The complexity of what goes on in cyberspace is represented in certain more or less efficient codes, which means as a sequence of simpler parts of its complexity. If lossy compression of my email to you whittles it down a bit, even today's very limited encryption of net traffic is likely to result in a roughly equivalent increase in data flow. Add to this the error detection codes and interface protocols - will the FBI invent a measure of information that does not rely on representation? No, in order to identify with any certainty what is going on, they will incur a computing burden that keeps growing incrementally; their only chance to tame the net is to create the illusion of competent monitoring. So to take a bite out of cyber-crime, they let loose a big beast, a deus ex machina called CARNIVORE. The invocation of an invisible, omniscient entity is truly an old and time-honoured trick.

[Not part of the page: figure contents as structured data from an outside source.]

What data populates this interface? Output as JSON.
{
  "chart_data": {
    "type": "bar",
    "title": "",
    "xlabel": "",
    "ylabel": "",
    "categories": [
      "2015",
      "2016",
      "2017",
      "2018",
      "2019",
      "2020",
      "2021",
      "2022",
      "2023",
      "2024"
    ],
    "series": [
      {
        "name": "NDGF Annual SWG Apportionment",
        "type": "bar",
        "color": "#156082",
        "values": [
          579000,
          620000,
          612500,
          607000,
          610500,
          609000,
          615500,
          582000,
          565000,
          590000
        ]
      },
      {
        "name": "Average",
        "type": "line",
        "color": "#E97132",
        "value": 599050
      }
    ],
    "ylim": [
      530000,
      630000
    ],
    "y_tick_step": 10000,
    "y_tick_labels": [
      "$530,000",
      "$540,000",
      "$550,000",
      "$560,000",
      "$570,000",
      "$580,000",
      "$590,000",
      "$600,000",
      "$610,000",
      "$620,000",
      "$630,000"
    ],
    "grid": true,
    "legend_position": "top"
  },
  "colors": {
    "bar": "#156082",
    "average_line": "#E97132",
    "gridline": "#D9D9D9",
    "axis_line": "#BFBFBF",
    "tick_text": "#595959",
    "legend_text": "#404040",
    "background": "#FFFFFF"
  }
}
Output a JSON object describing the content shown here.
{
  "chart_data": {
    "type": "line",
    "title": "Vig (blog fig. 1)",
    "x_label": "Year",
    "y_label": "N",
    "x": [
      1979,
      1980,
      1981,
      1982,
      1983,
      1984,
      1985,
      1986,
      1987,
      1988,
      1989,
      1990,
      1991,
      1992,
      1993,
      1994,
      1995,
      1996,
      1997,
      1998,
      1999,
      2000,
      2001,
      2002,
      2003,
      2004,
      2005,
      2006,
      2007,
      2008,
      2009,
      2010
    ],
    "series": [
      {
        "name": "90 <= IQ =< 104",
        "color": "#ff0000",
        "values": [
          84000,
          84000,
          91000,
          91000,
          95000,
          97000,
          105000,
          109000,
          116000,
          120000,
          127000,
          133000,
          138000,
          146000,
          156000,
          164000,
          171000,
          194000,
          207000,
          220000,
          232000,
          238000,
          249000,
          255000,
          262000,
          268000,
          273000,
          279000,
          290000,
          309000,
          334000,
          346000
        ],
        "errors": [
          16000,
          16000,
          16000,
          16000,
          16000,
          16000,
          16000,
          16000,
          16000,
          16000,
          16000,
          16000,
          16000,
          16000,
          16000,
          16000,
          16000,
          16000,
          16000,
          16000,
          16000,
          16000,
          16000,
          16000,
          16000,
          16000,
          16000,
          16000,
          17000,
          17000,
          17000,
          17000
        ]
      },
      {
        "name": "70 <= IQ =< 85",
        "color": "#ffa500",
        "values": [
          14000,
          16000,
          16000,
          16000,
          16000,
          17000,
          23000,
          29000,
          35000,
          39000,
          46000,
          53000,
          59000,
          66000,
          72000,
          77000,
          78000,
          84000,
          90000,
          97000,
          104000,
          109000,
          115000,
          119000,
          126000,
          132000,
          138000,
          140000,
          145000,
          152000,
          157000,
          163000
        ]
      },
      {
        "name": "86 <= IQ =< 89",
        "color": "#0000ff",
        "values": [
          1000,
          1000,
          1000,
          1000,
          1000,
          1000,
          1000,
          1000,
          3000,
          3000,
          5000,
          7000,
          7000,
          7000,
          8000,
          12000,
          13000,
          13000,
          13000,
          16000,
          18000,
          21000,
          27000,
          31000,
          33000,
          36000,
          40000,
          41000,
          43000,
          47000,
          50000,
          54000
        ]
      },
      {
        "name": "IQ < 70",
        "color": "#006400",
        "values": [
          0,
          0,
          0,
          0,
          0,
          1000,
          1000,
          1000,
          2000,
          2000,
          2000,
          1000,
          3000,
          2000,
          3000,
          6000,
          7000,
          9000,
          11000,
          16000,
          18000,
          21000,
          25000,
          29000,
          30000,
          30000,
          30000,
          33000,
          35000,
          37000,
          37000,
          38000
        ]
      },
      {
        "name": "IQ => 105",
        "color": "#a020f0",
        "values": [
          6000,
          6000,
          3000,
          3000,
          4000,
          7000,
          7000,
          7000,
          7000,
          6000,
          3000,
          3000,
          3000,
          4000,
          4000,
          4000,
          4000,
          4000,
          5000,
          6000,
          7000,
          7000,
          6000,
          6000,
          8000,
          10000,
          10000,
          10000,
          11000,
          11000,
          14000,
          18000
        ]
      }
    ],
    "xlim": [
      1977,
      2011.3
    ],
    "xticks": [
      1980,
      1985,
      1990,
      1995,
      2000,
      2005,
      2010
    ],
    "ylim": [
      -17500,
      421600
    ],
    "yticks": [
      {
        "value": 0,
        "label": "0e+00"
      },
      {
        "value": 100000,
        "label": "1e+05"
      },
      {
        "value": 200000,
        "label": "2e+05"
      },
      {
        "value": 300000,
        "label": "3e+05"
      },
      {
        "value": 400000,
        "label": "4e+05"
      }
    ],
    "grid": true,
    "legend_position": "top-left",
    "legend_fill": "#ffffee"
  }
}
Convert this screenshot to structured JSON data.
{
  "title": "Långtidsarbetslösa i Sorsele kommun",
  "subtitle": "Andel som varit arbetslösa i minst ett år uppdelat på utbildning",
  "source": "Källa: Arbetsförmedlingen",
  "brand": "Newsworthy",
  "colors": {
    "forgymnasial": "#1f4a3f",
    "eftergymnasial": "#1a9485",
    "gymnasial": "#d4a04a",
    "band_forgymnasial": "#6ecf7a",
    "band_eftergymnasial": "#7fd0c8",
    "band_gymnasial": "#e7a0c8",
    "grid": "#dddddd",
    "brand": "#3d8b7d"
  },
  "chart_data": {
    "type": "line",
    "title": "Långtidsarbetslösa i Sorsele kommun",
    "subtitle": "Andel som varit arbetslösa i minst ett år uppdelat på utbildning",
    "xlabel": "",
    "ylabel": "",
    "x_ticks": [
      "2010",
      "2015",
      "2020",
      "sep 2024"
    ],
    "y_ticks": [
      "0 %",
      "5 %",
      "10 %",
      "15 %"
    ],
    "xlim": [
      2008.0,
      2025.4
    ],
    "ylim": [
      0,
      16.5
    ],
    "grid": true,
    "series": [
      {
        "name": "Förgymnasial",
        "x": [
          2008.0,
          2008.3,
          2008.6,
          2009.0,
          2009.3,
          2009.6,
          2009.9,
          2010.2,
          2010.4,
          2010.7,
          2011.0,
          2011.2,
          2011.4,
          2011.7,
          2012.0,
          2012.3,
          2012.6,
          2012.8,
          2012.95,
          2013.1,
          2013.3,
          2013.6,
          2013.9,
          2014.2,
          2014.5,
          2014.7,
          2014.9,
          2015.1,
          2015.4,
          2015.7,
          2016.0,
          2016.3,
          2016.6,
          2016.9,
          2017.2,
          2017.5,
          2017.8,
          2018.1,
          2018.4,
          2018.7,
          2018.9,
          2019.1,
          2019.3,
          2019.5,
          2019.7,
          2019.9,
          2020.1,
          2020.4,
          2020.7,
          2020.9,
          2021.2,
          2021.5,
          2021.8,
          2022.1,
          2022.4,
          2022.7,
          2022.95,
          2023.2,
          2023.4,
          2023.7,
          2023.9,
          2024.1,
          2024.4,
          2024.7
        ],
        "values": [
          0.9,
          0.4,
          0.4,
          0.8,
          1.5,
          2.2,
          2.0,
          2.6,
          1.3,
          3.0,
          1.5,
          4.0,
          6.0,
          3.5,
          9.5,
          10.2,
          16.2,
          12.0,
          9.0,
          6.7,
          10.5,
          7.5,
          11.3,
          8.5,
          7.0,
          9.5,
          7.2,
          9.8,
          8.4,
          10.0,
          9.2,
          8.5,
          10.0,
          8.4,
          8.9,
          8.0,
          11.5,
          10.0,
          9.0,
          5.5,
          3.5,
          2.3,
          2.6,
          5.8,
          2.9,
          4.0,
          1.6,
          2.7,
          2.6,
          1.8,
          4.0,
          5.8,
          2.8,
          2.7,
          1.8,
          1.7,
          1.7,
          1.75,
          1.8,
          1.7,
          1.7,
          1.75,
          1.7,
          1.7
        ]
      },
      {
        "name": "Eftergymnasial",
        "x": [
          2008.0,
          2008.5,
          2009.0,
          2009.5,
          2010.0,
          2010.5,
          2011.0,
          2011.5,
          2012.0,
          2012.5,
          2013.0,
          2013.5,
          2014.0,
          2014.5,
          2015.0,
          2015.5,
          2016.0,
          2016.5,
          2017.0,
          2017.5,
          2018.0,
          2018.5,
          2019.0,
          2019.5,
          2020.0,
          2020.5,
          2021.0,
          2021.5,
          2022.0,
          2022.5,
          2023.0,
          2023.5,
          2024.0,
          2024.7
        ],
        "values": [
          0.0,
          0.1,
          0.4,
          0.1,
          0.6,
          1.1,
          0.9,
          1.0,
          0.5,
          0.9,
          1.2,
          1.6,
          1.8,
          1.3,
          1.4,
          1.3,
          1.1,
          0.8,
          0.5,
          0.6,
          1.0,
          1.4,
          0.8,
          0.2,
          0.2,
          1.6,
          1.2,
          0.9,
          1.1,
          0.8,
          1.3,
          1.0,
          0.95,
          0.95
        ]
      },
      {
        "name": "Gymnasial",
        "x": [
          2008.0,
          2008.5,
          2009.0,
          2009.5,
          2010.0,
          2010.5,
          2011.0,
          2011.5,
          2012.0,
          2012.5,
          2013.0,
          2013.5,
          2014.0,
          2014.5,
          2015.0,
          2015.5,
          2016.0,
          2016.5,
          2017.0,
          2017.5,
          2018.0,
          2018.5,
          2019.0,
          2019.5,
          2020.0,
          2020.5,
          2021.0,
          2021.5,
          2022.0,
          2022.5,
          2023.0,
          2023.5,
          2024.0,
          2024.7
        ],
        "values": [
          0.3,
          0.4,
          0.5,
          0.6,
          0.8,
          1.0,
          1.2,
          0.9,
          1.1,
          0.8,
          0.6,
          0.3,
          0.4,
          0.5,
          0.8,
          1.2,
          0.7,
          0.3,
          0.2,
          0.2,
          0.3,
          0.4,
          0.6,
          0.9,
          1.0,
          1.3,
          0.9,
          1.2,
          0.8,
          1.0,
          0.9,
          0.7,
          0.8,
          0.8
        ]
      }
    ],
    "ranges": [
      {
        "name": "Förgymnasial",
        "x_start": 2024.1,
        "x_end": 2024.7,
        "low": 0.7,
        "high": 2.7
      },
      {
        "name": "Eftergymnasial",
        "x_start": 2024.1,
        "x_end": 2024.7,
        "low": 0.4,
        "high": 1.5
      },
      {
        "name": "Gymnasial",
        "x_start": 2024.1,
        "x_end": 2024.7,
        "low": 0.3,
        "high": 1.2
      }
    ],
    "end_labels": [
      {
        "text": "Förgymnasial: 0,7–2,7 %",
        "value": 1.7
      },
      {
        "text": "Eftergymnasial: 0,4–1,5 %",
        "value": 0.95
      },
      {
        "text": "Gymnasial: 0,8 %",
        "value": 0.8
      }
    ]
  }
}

Only divine power encompasses everything and renders judgement in an instant. But do not dismiss this computing God as dead just yet: just because we are paranoid does not mean we have no adversaries. Paranoia gave birth to the first intelligent agents, one called DOCTOR or ELIZA modelled on the behaviour of a psychoanalyst, and the second programmed to imitate a paranoid patient, PARRY. Any cultural history of the representation of power will recognize behind the interface, the monitor or screen, the "hidden" workings, the various protocols for mail, ftp, web, and natural language parsing descended from ELIZA and PARRY. Monitoring, from the first screen interfaces to electronic censorship in the workplace today, is the essence of the internet. What makes you laugh when you pause for a bite of the most recent PR stunt by the FBI is the ingenuity behind this media event: to spin one of the oldest ideas and make it news-worthy is truly an awesome ability. Now the paranoid have to start worrying again: what else will they be able to re-invent?